This is a fairly difficult topic to broach, because a lot of people here are on Unix style systems and are likely to blow off the whinging windows user. This is unfortunate, because there are a lot more OSs out there than windows and Unix. You want your code to run cleanly on all of them, right? After all you're programming Perl, not Perl/Linux, right? I'm appealing to your pride here.

There isn't much you have to be aware of, but you may feel a little discomforted by having to give up some amazingly cool shell tricks. I think there are replacements for almost all of them.
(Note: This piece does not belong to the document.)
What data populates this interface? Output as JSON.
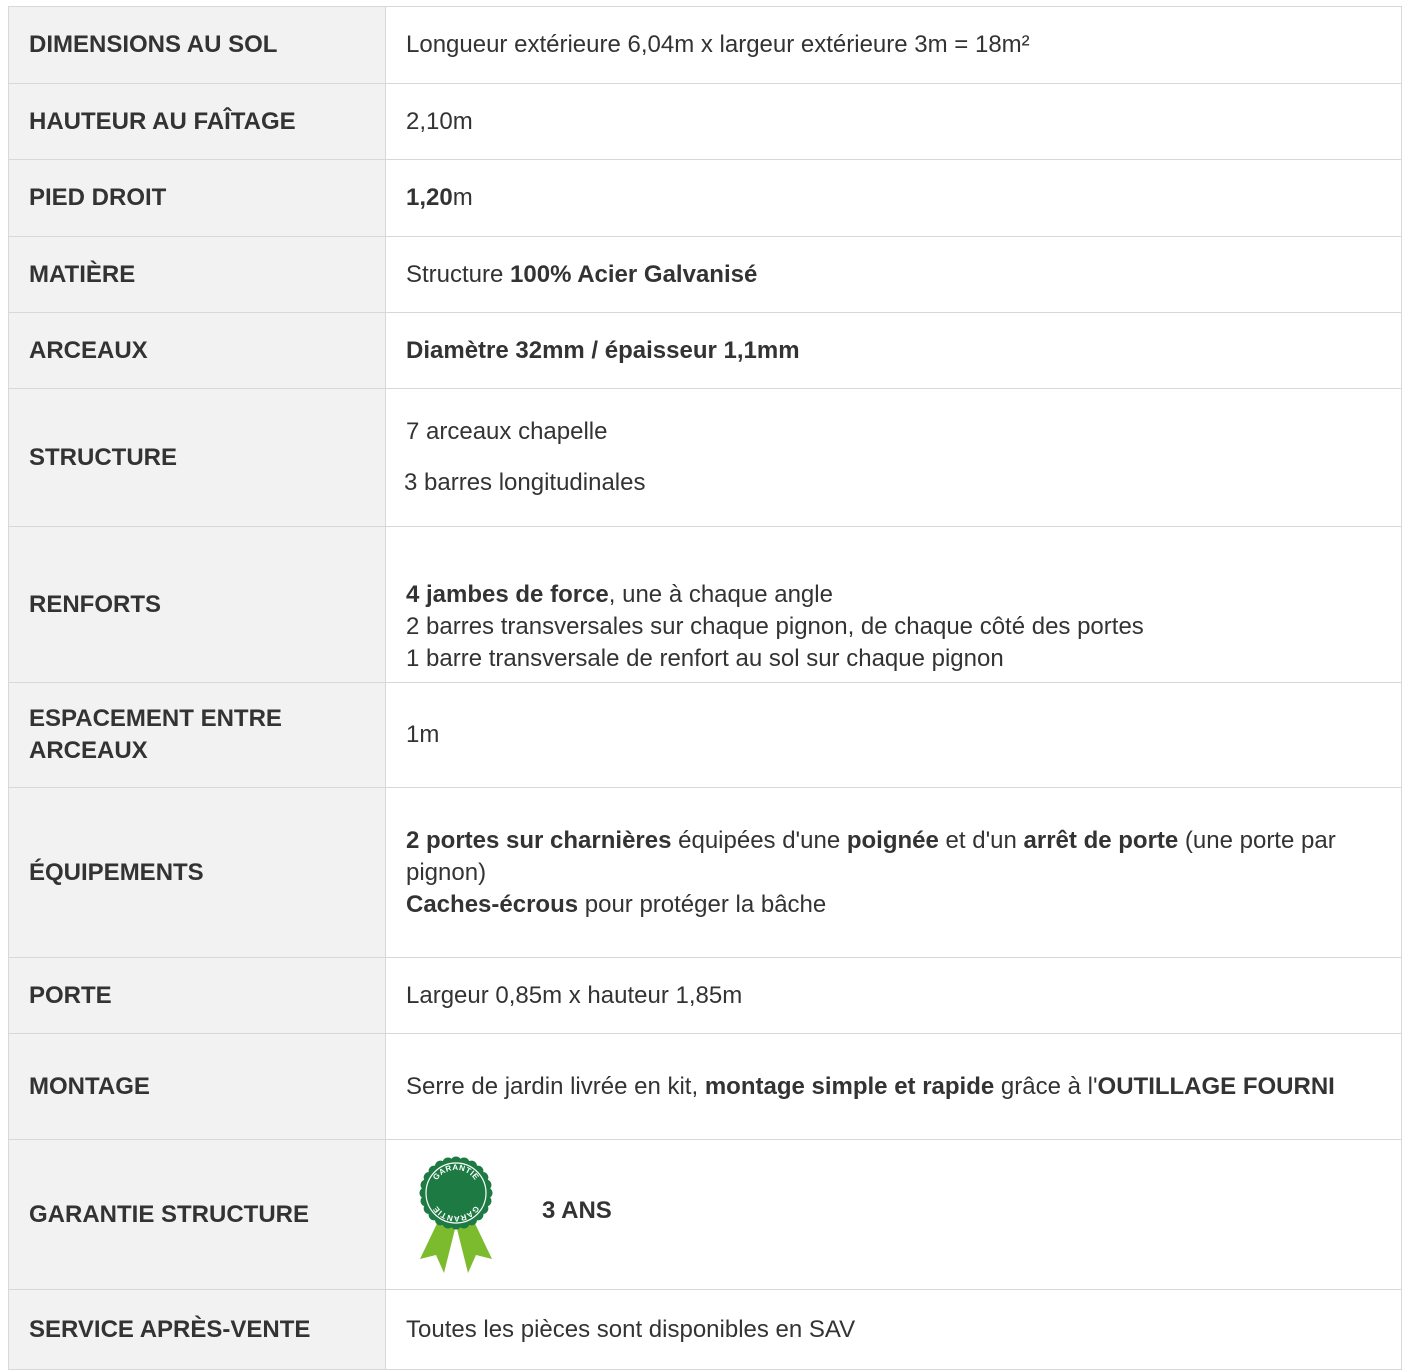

Don't make the shell do work that Perl can

The favourite for most Unix coders is to use shell tricks to loop over the files in a directory, like this
while (<>) { do_stuff_to $_; } or for (@ARGV) { do_stuff_to $_; }
and insist the the user run:
perl parsedir.pl /home/me/*

The shell (bash, sh, ksh, etc.) expands the * into the list of filenames and hands it to the your program. Unfortunatly DOS/Windows doesn't. You can't rely on the shell working correctly under *nix anyway. A system manager may decide to restrict scripts to running on some primitive shell for memory or security reasons. Use

while (<*>) { do_stuff_to $_; } or better opendir DH,"."; @dir=readdir DH; closedir DH; foreach (@dir) { Do_your_thing $_; }
See here for a nice example.

Don't include specific filesystem symbols

A quick way to do temporary files is:
open (FH, ">/temp/tempfile"); print FH $temporary_data;

except that it breaks DOS machines.

DOS/Windows coders can get their revenge by using
open FH "C:\temp";

You shouldn't be using hard-coded parameters in your program anyway. It will bite you later when you realise you need the temporary file in a different place, and have to go trolling through your code to find all the places you hard-coded it. This is easily solved by placing:

my $tempdir = "/temp/"; my $tempfile = "tempfile"; and then open FH "$tempdir$tempfile";

Always finish your directory names with the directory symbol (forwards or backwards slash or whatever).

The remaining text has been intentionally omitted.